Below is an overview of practical, real-world applications that follow directly from the model’s findings, methods, and innovations. Each item is specific, actionable where possible, and linked to sectors, potential tools/workflows, and feasibility assumptions.

Immediate Applications

These applications can be piloted or deployed now with human oversight and appropriate integration.

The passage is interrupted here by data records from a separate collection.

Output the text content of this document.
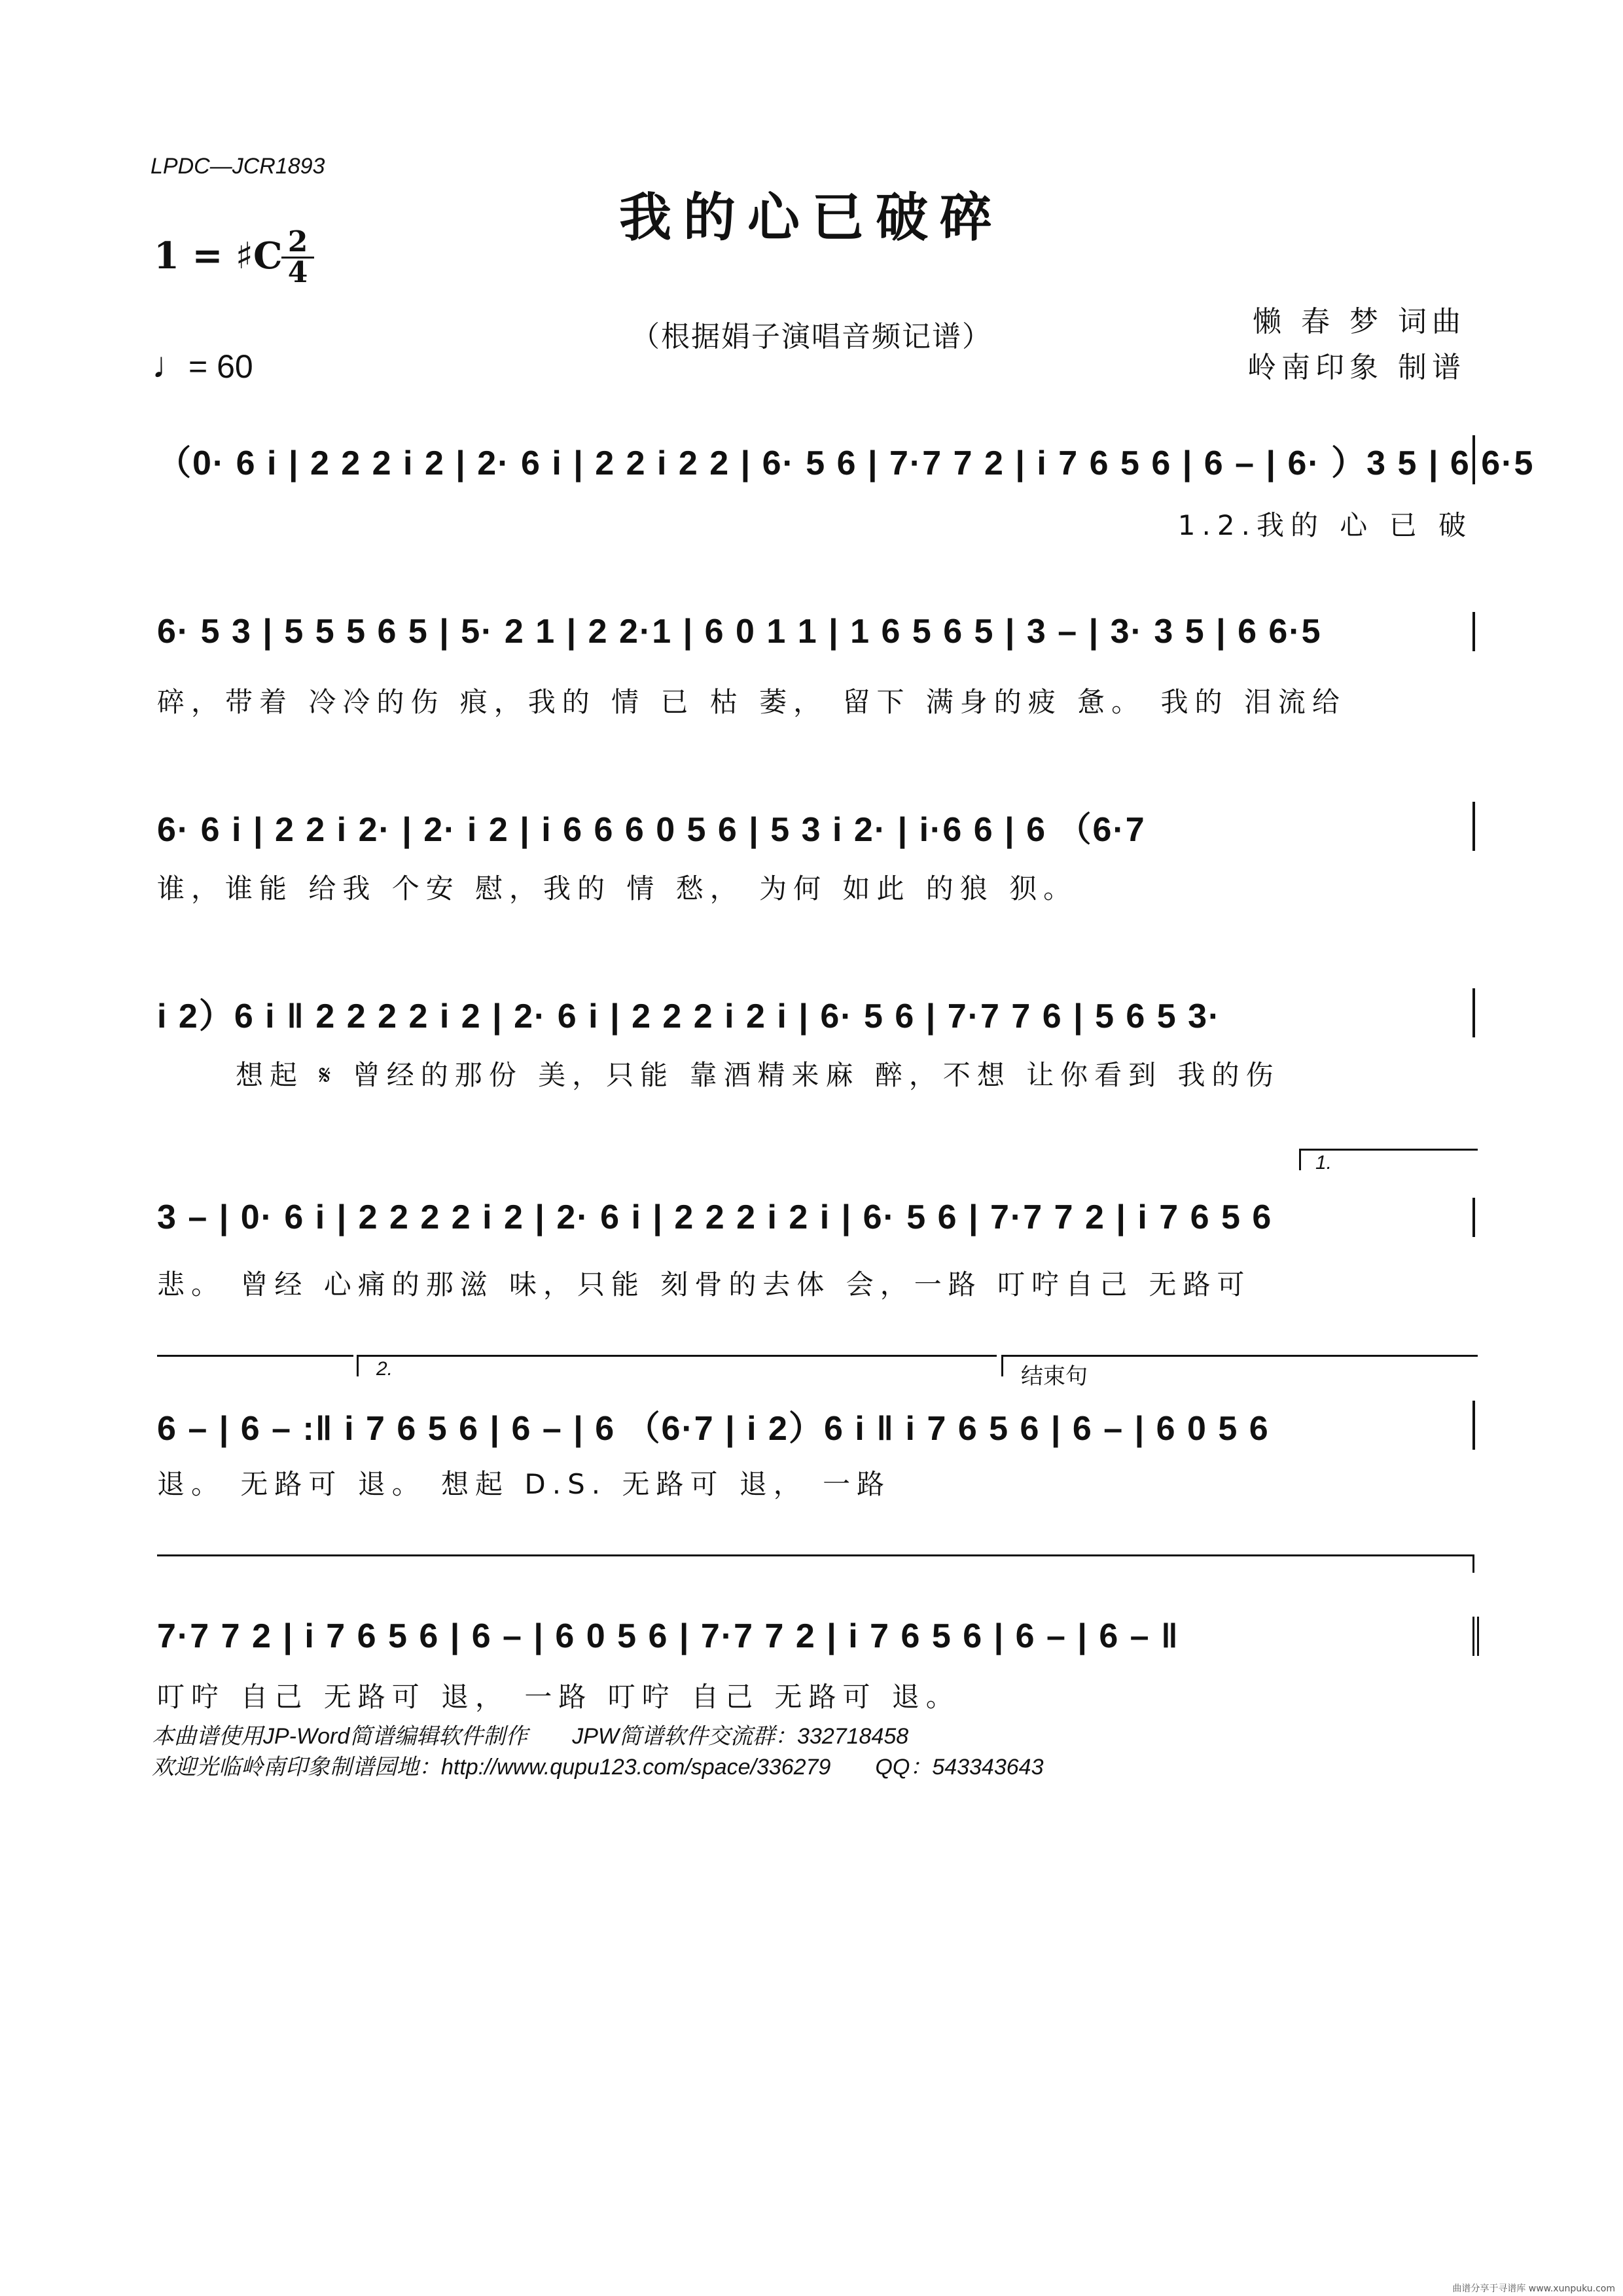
LPDC—JCR1893
我的心已破碎
1 = ♯C 2
4
（根据娟子演唱音频记谱）	懒 春 梦 词曲
岭南印象 制谱
♩= 60
（0· 6 i | 2 2 2 i 2 | 2· 6 i | 2 2 i 2 2 | 6· 5 6 | 7·7 7 2 | i 7 6 5 6 | 6 – | 6· ）3 5 | 6 6·5
1.2.我的 心 已 破
6· 5 3 | 5 5 5 6 5 | 5· 2 1 | 2 2·1 | 6 0 1 1 | 1 6 5 6 5 | 3 – | 3· 3 5 | 6 6·5
碎，带着 冷冷的伤 痕，我的 情 已 枯 萎， 留下 满身的疲 惫。 我的 泪流给
6· 6 i | 2 2 i 2· | 2· i 2 | i 6 6 6 0 5 6 | 5 3 i 2· | i·6 6 | 6 （6·7
谁，谁能 给我 个安 慰，我的 情 愁， 为何 如此 的狼 狈。
i 2）6 i ‖ 2 2 2 2 i 2 | 2· 6 i | 2 2 2 i 2 i | 6· 5 6 | 7·7 7 6 | 5 6 5 3·
想起 𝄋 曾经的那份 美，只能 靠酒精来麻 醉，不想 让你看到 我的伤
1.
3 – | 0· 6 i | 2 2 2 2 i 2 | 2· 6 i | 2 2 2 i 2 i | 6· 5 6 | 7·7 7 2 | i 7 6 5 6
悲。 曾经 心痛的那滋 味，只能 刻骨的去体 会，一路 叮咛自己 无路可
2.	结束句
6 – | 6 – :‖ i 7 6 5 6 | 6 – | 6 （6·7 | i 2）6 i ‖ i 7 6 5 6 | 6 – | 6 0 5 6
退。 无路可 退。 想起 D.S. 无路可 退， 一路
7·7 7 2 | i 7 6 5 6 | 6 – | 6 0 5 6 | 7·7 7 2 | i 7 6 5 6 | 6 – | 6 – ‖
叮咛 自己 无路可 退， 一路 叮咛 自己 无路可 退。
本曲谱使用JP-Word简谱编辑软件制作　　JPW简谱软件交流群：332718458
欢迎光临岭南印象制谱园地：http://www.qupu123.com/space/336279　　QQ：543343643
曲谱分享于寻谱库 www.xunpuku.com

  • Fleet incident triage and explainability for autonomous driving
    • Sector: automotive, logistics, insurance
    • Tools/Products/Workflows: “AD Scene QA API” to ingest dashcam/multi-camera video; automatic identification of hazardous objects/events; chain-of-thought (CoT) reasoning reports that justify maneuvers and rule adherence; event timelines for near-miss analysis
    • Assumptions/Dependencies: high-quality synchronized camera feeds; integration into post-drive analytics; human review for policy/legal use; model is not a driving controller
  • Driver training companion and safety coaching
    • Sector: education, transportation, consumer apps
    • Tools/Products/Workflows: mobile app that analyzes recorded trips and surfaces mistakes (e.g., missed pedestrian, unsafe gap) with CoT explanations; scenario playlists from benchmarks for practice
    • Assumptions/Dependencies: privacy safeguards; device or cloud compute; regional traffic rule knowledge adaptation
  • Autonomous driving dataset auto-labeling and QA augmentation
    • Sector: software/AI, data operations
    • Tools/Products/Workflows: “Autonomous Driving Auto-Labeler” that pre-annotates regional objects, intent labels, and reasoning justifications; triages corner cases; template-based validation via RL rewards (IoU, format compliance)

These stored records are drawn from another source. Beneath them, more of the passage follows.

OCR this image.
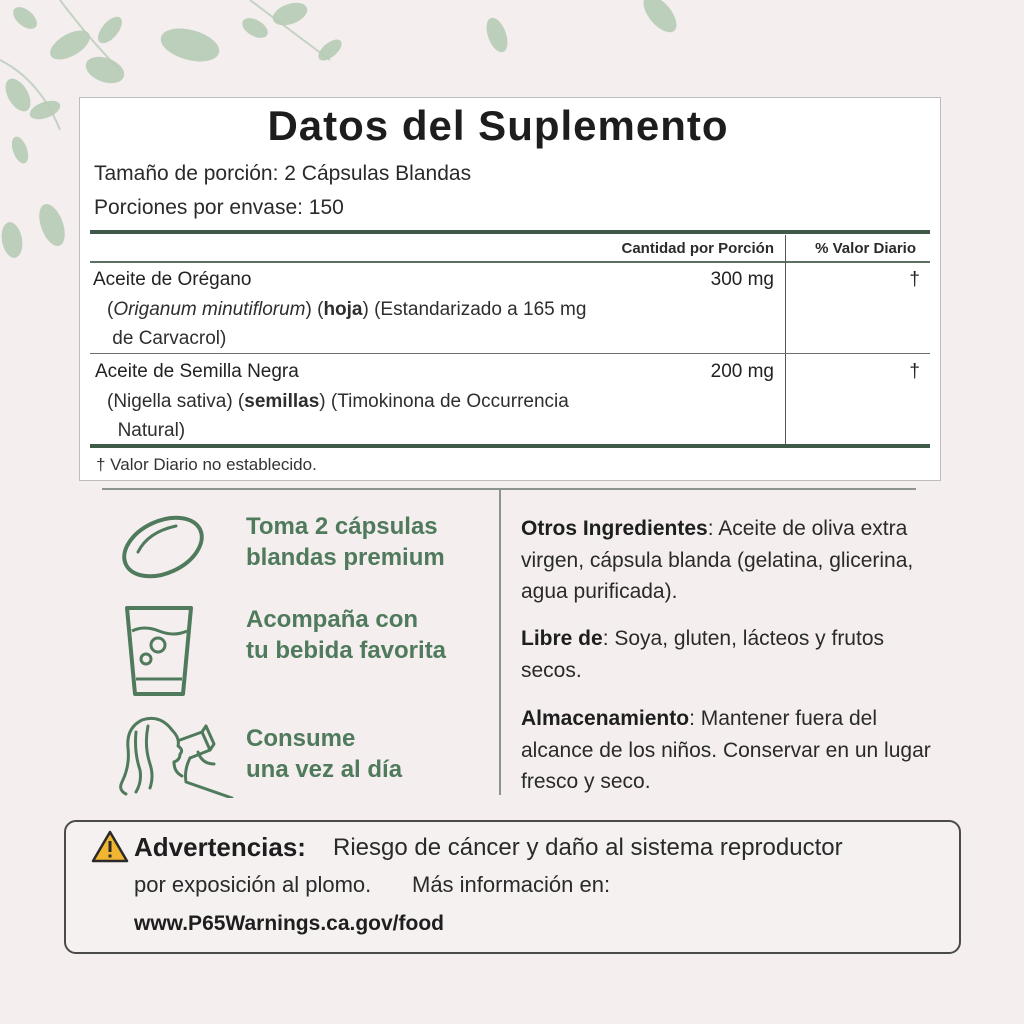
Datos del Suplemento
Tamaño de porción: 2 Cápsulas Blandas
Porciones por envase: 150
Cantidad por Porción	% Valor Diario
Aceite de Orégano	300 mg	†
(Origanum minutiflorum) (hoja) (Estandarizado a 165 mg
de Carvacrol)
Aceite de Semilla Negra	200 mg	†
(Nigella sativa) (semillas) (Timokinona de Occurrencia
Natural)
† Valor Diario no establecido.
Toma 2 cápsulas
blandas premium
Acompaña con
tu bebida favorita
Consume
una vez al día
Otros Ingredientes: Aceite de oliva extra virgen, cápsula blanda (gelatina, glicerina, agua purificada).
Libre de: Soya, gluten, lácteos y frutos secos.
Almacenamiento: Mantener fuera del alcance de los niños. Conservar en un lugar fresco y seco.
Advertencias: Riesgo de cáncer y daño al sistema reproductor
por exposición al plomo. Más información en:
www.P65Warnings.ca.gov/food
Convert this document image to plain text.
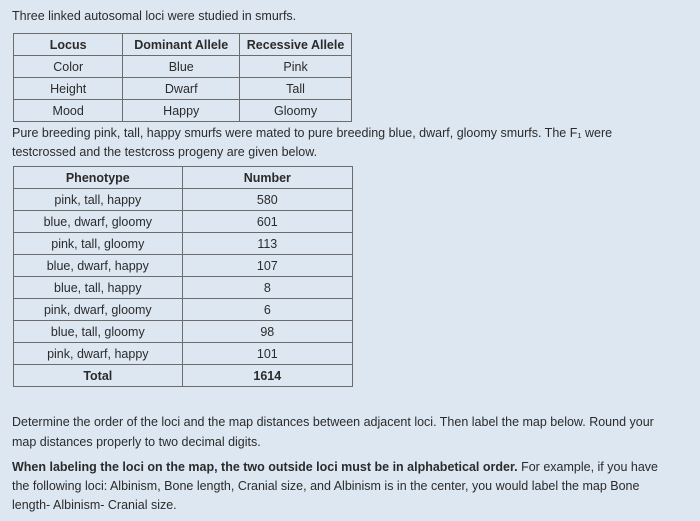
Three linked autosomal loci were studied in smurfs.
Locus	Dominant Allele	Recessive Allele
Color	Blue	Pink
Height	Dwarf	Tall
Mood	Happy	Gloomy
Pure breeding pink, tall, happy smurfs were mated to pure breeding blue, dwarf, gloomy smurfs. The F₁ were
testcrossed and the testcross progeny are given below.
Phenotype	Number
pink, tall, happy	580
blue, dwarf, gloomy	601
pink, tall, gloomy	113
blue, dwarf, happy	107
blue, tall, happy	8
pink, dwarf, gloomy	6
blue, tall, gloomy	98
pink, dwarf, happy	101
Total	1614
Determine the order of the loci and the map distances between adjacent loci. Then label the map below. Round your
map distances properly to two decimal digits.
When labeling the loci on the map, the two outside loci must be in alphabetical order. For example, if you have
the following loci: Albinism, Bone length, Cranial size, and Albinism is in the center, you would label the map Bone
length- Albinism- Cranial size.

    • Assumptions/Dependencies: annotation guidelines; calibration metadata; human-in-the-loop verification
  • In-vehicle vision-language co-pilot (advisory, non-control)
    • Sector: automotive, consumer electronics
    • Tools/Products/Workflows: real-time hazard callouts, signal/road-marking interpretation, rule reminders with concise rationales; safe/unsafe meta-action advisories (e.g., “wait before changing lanes”)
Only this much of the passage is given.